I find your observation interesting, because I made a somewhat similar observation in my early years of joining the forum in an exchange with some Indian members. The observation itself came about because of the atmosphere of the forum and the lively debates with Indians. What sparked it was a separate observation that Indian debaters had this cornucopia of Pakistani sources to reference on topics like Pakistan's governance failures in East Pakistan, the role of Pakistan's military in undermining the growth of the country, the role of Pakistan's military in supporting terrorism, that Pakistan's military was lying about everything you could think of - because you're pretty much guaranteed to find a politician, journalist, social worker or former military officer (several in fact) who will make statements about events and policies that contradict the official military and/or government position and also, many times, contradict all the other aforementioned luminaries. Take Kargil for example - we've got Nawaz Sharif claiming 4000 Pakistani soldiers dead. Even the Indian Army doesn't break 1000 Pakistanis dead in their high end estimates. And then, aside from Nawaz Sharif, we've got various other personalities, military and non-military, whose estimates run the entire range of a couple of hundred to a couple of thousand.

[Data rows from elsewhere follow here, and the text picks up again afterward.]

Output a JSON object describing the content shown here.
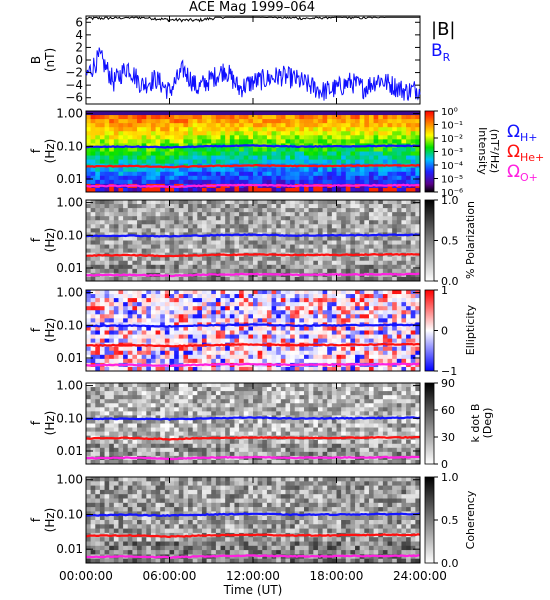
{
  "title": "ACE Mag 1999–064",
  "xaxis": {
    "label": "Time (UT)",
    "ticks": [
      "00:00:00",
      "06:00:00",
      "12:00:00",
      "18:00:00",
      "24:00:00"
    ],
    "range_hours": [
      0,
      24
    ]
  },
  "colors": {
    "b_total": "#000000",
    "b_r": "#1010ff",
    "h_plus": "#1414ff",
    "he_plus": "#ff1010",
    "o_plus": "#ff20e0"
  },
  "legends": {
    "b_total": "|B|",
    "b_r": "B",
    "b_r_sub": "R",
    "omega": "Ω",
    "h_sub": "H+",
    "he_sub": "He+",
    "o_sub": "O+"
  },
  "panels": [
    {
      "id": "b",
      "ylabel": "B",
      "yunit": "(nT)",
      "yticks": [
        "6",
        "4",
        "2",
        "0",
        "−2",
        "−4",
        "−6"
      ],
      "ylim": [
        -7,
        7
      ]
    },
    {
      "id": "intensity",
      "ylabel": "f",
      "yunit": "(Hz)",
      "yticks": [
        "1.00",
        "0.10",
        "0.01"
      ],
      "colorbar": {
        "label_lines": [
          "Intensity",
          "(nT²/Hz)"
        ],
        "ticks": [
          "10⁰",
          "10⁻¹",
          "10⁻²",
          "10⁻³",
          "10⁻⁴",
          "10⁻⁵",
          "10⁻⁶"
        ],
        "scale": "log",
        "range": [
          1e-06,
          1
        ],
        "colormap": "rainbow"
      }
    },
    {
      "id": "polarization",
      "ylabel": "f",
      "yunit": "(Hz)",
      "yticks": [
        "1.00",
        "0.10",
        "0.01"
      ],
      "colorbar": {
        "label_lines": [
          "% Polarization"
        ],
        "ticks": [
          "1.0",
          "0.5",
          "0.0"
        ],
        "range": [
          0,
          1
        ],
        "colormap": "gray"
      }
    },
    {
      "id": "ellipticity",
      "ylabel": "f",
      "yunit": "(Hz)",
      "yticks": [
        "1.00",
        "0.10",
        "0.01"
      ],
      "colorbar": {
        "label_lines": [
          "Ellipticity"
        ],
        "ticks": [
          "1",
          "0",
          "−1"
        ],
        "range": [
          -1,
          1
        ],
        "colormap": "blue-white-red"
      }
    },
    {
      "id": "kdotb",
      "ylabel": "f",
      "yunit": "(Hz)",
      "yticks": [
        "1.00",
        "0.10",
        "0.01"
      ],
      "colorbar": {
        "label_lines": [
          "k dot B",
          "(Deg)"
        ],
        "ticks": [
          "90",
          "60",
          "30",
          "0"
        ],
        "range": [
          0,
          90
        ],
        "colormap": "gray"
      }
    },
    {
      "id": "coherency",
      "ylabel": "f",
      "yunit": "(Hz)",
      "yticks": [
        "1.00",
        "0.10",
        "0.01"
      ],
      "colorbar": {
        "label_lines": [
          "Coherency"
        ],
        "ticks": [
          "1.0",
          "0.5",
          "0.0"
        ],
        "range": [
          0,
          1
        ],
        "colormap": "gray"
      }
    }
  ],
  "chart_data": {
    "type": "heatmap",
    "title": "ACE Mag 1999–064",
    "xlabel": "Time (UT)",
    "x_unit": "hours UT",
    "xlim": [
      0,
      24
    ],
    "b_panel": {
      "ylabel": "B (nT)",
      "ylim": [
        -7,
        7
      ],
      "series": [
        {
          "name": "|B|",
          "x": [
            0,
            2,
            4,
            6,
            8,
            10,
            12,
            14,
            16,
            18,
            20,
            22,
            24
          ],
          "values": [
            6.6,
            6.7,
            6.8,
            6.4,
            6.3,
            6.9,
            7.1,
            6.8,
            6.6,
            6.9,
            6.7,
            7.1,
            7.0
          ]
        },
        {
          "name": "B_R",
          "x": [
            0,
            1,
            2,
            3,
            4,
            5,
            6,
            7,
            8,
            9,
            10,
            11,
            12,
            13,
            14,
            15,
            16,
            17,
            18,
            19,
            20,
            21,
            22,
            23,
            24
          ],
          "values": [
            -2.5,
            0.5,
            -3.5,
            -1.0,
            -4.0,
            -3.0,
            -5.0,
            -1.5,
            -4.5,
            -3.0,
            -1.5,
            -4.5,
            -3.5,
            -3.0,
            -2.5,
            -3.0,
            -4.0,
            -5.0,
            -4.5,
            -3.5,
            -4.5,
            -3.0,
            -4.0,
            -5.0,
            -4.5
          ]
        }
      ]
    },
    "frequency_axis": {
      "ylabel": "f (Hz)",
      "scale": "log",
      "ylim": [
        0.004,
        1.2
      ]
    },
    "gyrofrequency_lines": [
      {
        "name": "Ω H+",
        "x": [
          0,
          3,
          6,
          9,
          12,
          15,
          18,
          21,
          24
        ],
        "values": [
          0.095,
          0.098,
          0.093,
          0.1,
          0.105,
          0.098,
          0.1,
          0.102,
          0.104
        ]
      },
      {
        "name": "Ω He+",
        "x": [
          0,
          3,
          6,
          9,
          12,
          15,
          18,
          21,
          24
        ],
        "values": [
          0.024,
          0.025,
          0.023,
          0.025,
          0.026,
          0.025,
          0.025,
          0.026,
          0.026
        ]
      },
      {
        "name": "Ω O+",
        "x": [
          0,
          3,
          6,
          9,
          12,
          15,
          18,
          21,
          24
        ],
        "values": [
          0.006,
          0.0062,
          0.0058,
          0.0063,
          0.0065,
          0.0062,
          0.0063,
          0.0064,
          0.0065
        ]
      }
    ],
    "spectrogram_panels": [
      "Intensity (nT²/Hz)",
      "% Polarization",
      "Ellipticity",
      "k dot B (Deg)",
      "Coherency"
    ]
  }
}
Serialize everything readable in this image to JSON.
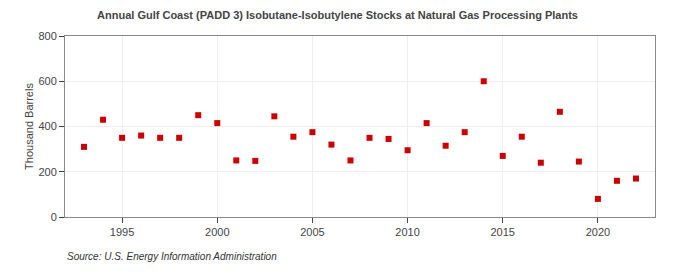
{
  "chart_data": {
    "type": "scatter",
    "title": "Annual Gulf Coast (PADD 3) Isobutane-Isobutylene Stocks at Natural Gas Processing Plants",
    "ylabel": "Thousand Barrels",
    "source": "Source: U.S. Energy Information Administration",
    "x": [
      1993,
      1994,
      1995,
      1996,
      1997,
      1998,
      1999,
      2000,
      2001,
      2002,
      2003,
      2004,
      2005,
      2006,
      2007,
      2008,
      2009,
      2010,
      2011,
      2012,
      2013,
      2014,
      2015,
      2016,
      2017,
      2018,
      2019,
      2020,
      2021,
      2022
    ],
    "values": [
      310,
      430,
      350,
      360,
      350,
      350,
      450,
      415,
      250,
      248,
      445,
      355,
      375,
      320,
      250,
      350,
      345,
      295,
      415,
      315,
      375,
      600,
      270,
      355,
      240,
      465,
      245,
      80,
      160,
      170
    ],
    "color": "#cc0000",
    "marker": "square",
    "xlim": [
      1992,
      2023
    ],
    "xticks": [
      1995,
      2000,
      2005,
      2010,
      2015,
      2020
    ],
    "ylim": [
      0,
      800
    ],
    "yticks": [
      0,
      200,
      400,
      600,
      800
    ],
    "grid": true
  }
}
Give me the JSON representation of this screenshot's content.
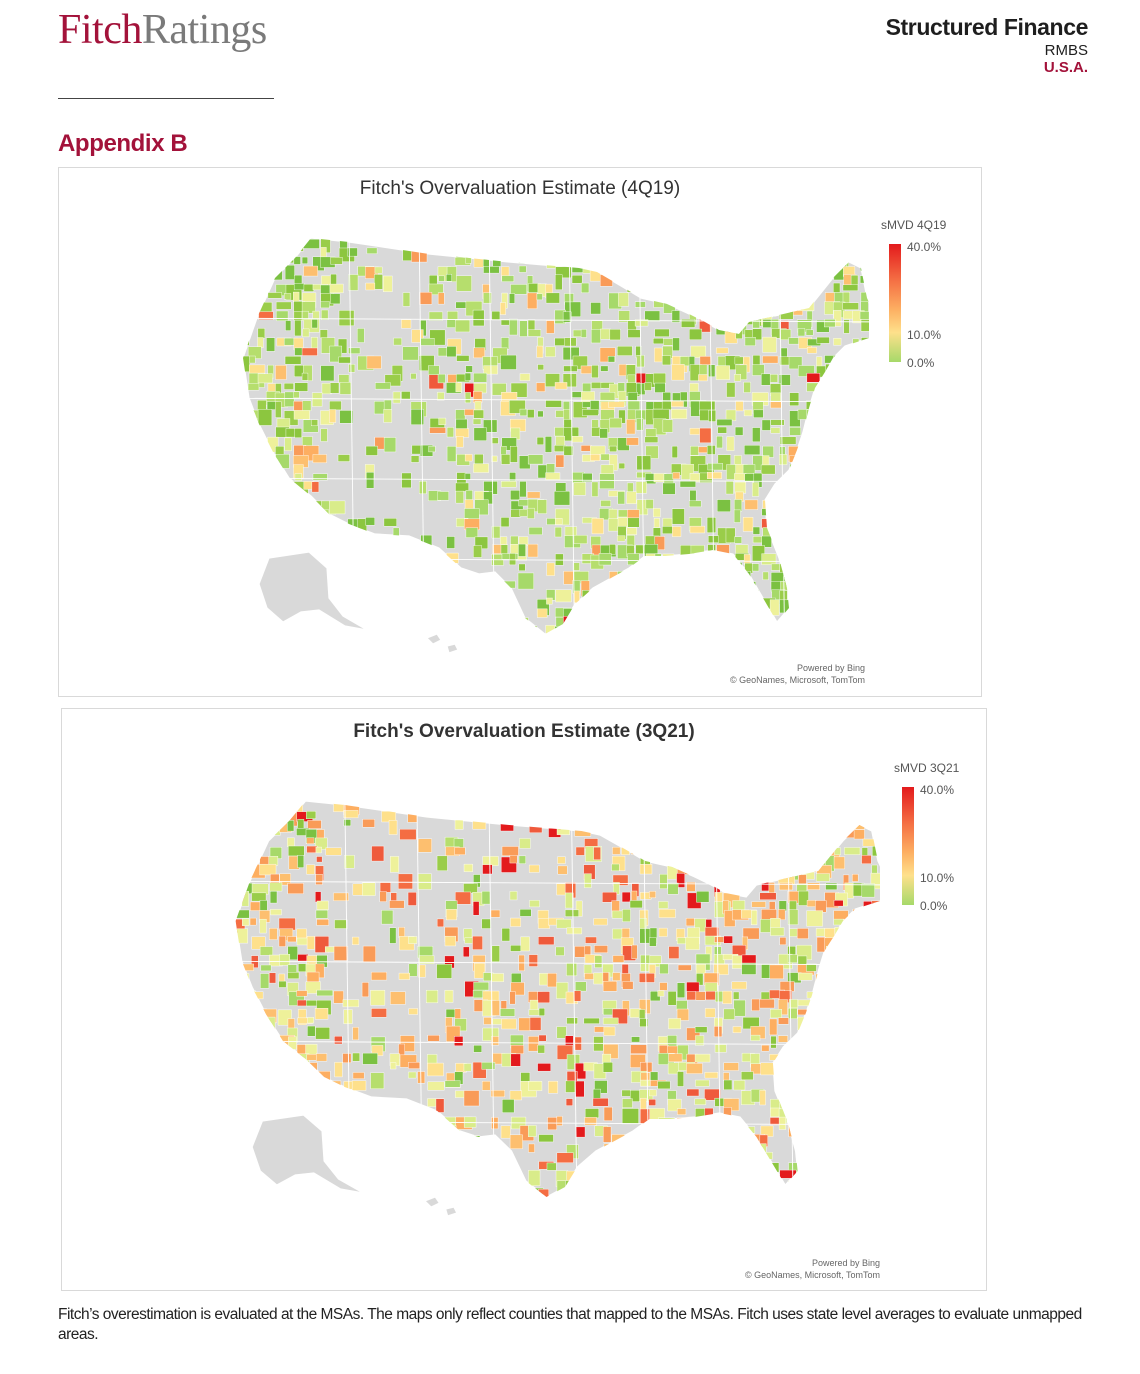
{
  "header": {
    "logo_part1": "Fitch",
    "logo_part2": "Ratings",
    "section": "Structured Finance",
    "subsection": "RMBS",
    "region": "U.S.A."
  },
  "appendix_title": "Appendix B",
  "maps": [
    {
      "title": "Fitch's Overvaluation Estimate (4Q19)",
      "legend_title": "sMVD 4Q19",
      "legend_max": "40.0%",
      "legend_mid": "10.0%",
      "legend_min": "0.0%",
      "attribution_line1": "Powered by Bing",
      "attribution_line2": "© GeoNames, Microsoft, TomTom"
    },
    {
      "title": "Fitch's Overvaluation  Estimate (3Q21)",
      "legend_title": "sMVD 3Q21",
      "legend_max": "40.0%",
      "legend_mid": "10.0%",
      "legend_min": "0.0%",
      "attribution_line1": "Powered by Bing",
      "attribution_line2": "© GeoNames, Microsoft, TomTom"
    }
  ],
  "colors": {
    "brand": "#a3123a",
    "scale_high": "#e31a1c",
    "scale_mid": "#fdae61",
    "scale_low": "#a6d96a",
    "land": "#d9d9d9"
  },
  "footnote": "Fitch’s overestimation is evaluated at the MSAs. The maps only reflect counties that mapped to the MSAs. Fitch uses state level averages to evaluate unmapped areas."
}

It's like the country has diarrhea mouth or something - we just cant stop blabbing without thinking, verifying our facts and ensuring that national interests are not damaged. Now that last part is a double-edged sword - I'm quite critical of the Indian and US media/intelligentsia because questioning the Establishment line (beyond comfortably defined limits) makes you a target in various ways and dooms you to eventual irrelevance. A good example of 'towing the Establishment line', on foreign policy at least, is the US media and their role in the Iraq war and their continued role in maintaining a reasonable level of public support for Israel -- but I'm diverging ---
Any way, the point I made in that observation years ago was that Pakistan's public discourse is much more diverse and open to criticism of the Establishment, open to criticism of the idea/ideology of Pakistan itself than the discourse in India or the US. A major reason for that is the military itself - if it hadn't carried out military coups, hung elected politicians and presided over the East Pakistan debacle Pakistan might not have had a vibrant 'liberal/leftist' intelligentsia that has no qualms about washing our dirty linen in public, criticism about giving easy ammunition to online Indian debaters be damned. In fact, the military leadership inadvertently screwed itself over twice because the religious extremists that were created and the religious conservatism that the Saudis were allowed to propagate has resulted in this 'Islamist intelligentsia' that also openly criticizes the Pakistani Establishment - the liberals rage about the Establishment perpetuating regressive religious ideology while the Islamists rage about the Establishment pandering to the US and promoting 'Western values', and of course you still have all the hues of gray in between.
And I'll end my own bout of diarrhea mouth with that.